Banking Standards Review Consultation – GoodCorporation’s response

GoodCorporation has submitted the following response to the Banking Standards Review


Q1. Do you agree with the objective to establish a new independent organisation with the aim of defining and raising standards of conduct and competence in banking?

We agree with the objective of creating an independent organisation to champion better banking standards in the UK.

We support its mission to define and promote good practice and agree that developing accredited training programmes and working closely with banks to raise standards should be part of its remit.

We would, however, recommend that membership be extended to individual bankers as well as banks, replicating the model of organisations such as the Law Society.

This would give the organisation a greater capacity to exert a meaningful influence on the conduct of individuals and so reinforce its credibility as a professional standards body.

Q2. Do you agree that there is a case for a collective approach calling for the participation of all banks doing business in the UK?

We agree that collective action is vital for establishing a code of conduct that will succeed in raising standards across the industry.

This is particularly important for protecting retail customers who may not always be in a position to judge whether they are being treated in a fair, transparent and ethical manner.
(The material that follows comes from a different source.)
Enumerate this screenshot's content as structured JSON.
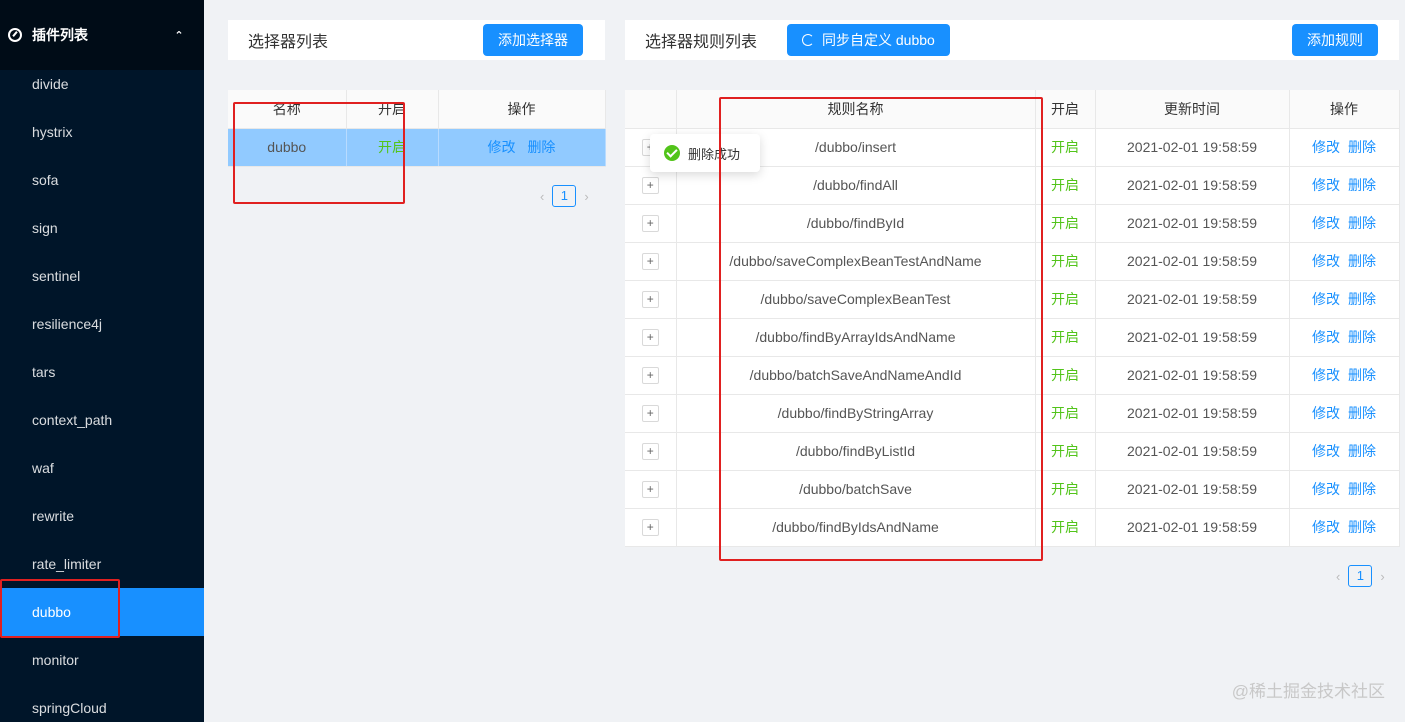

The complexity of the products being sold and the different approaches to selling often mask unethical conduct, which does not become apparent until after the fact.

However, it is important that collective action covers all aspects of banking not just retail as misconduct has been evident throughout the industry, damaging the sector as a whole.

Q3. Do you agree with the proposed role of the new organisation to set standards of behaviour and competence for banks and building societies, and to define metrics against which they could benchmark?

We agree with the proposed role of the new organisation to set and define standards of behaviour and competence. We also support the requirement that member organisations make a public report each year on how they are meeting these standards. This will be essential if trust is to be rebuilt. It will also reinforce the new organisation’s credibility and demonstrate its effectiveness.

Defined codes of conduct must apply to all bank and building society employees and not just the institutions.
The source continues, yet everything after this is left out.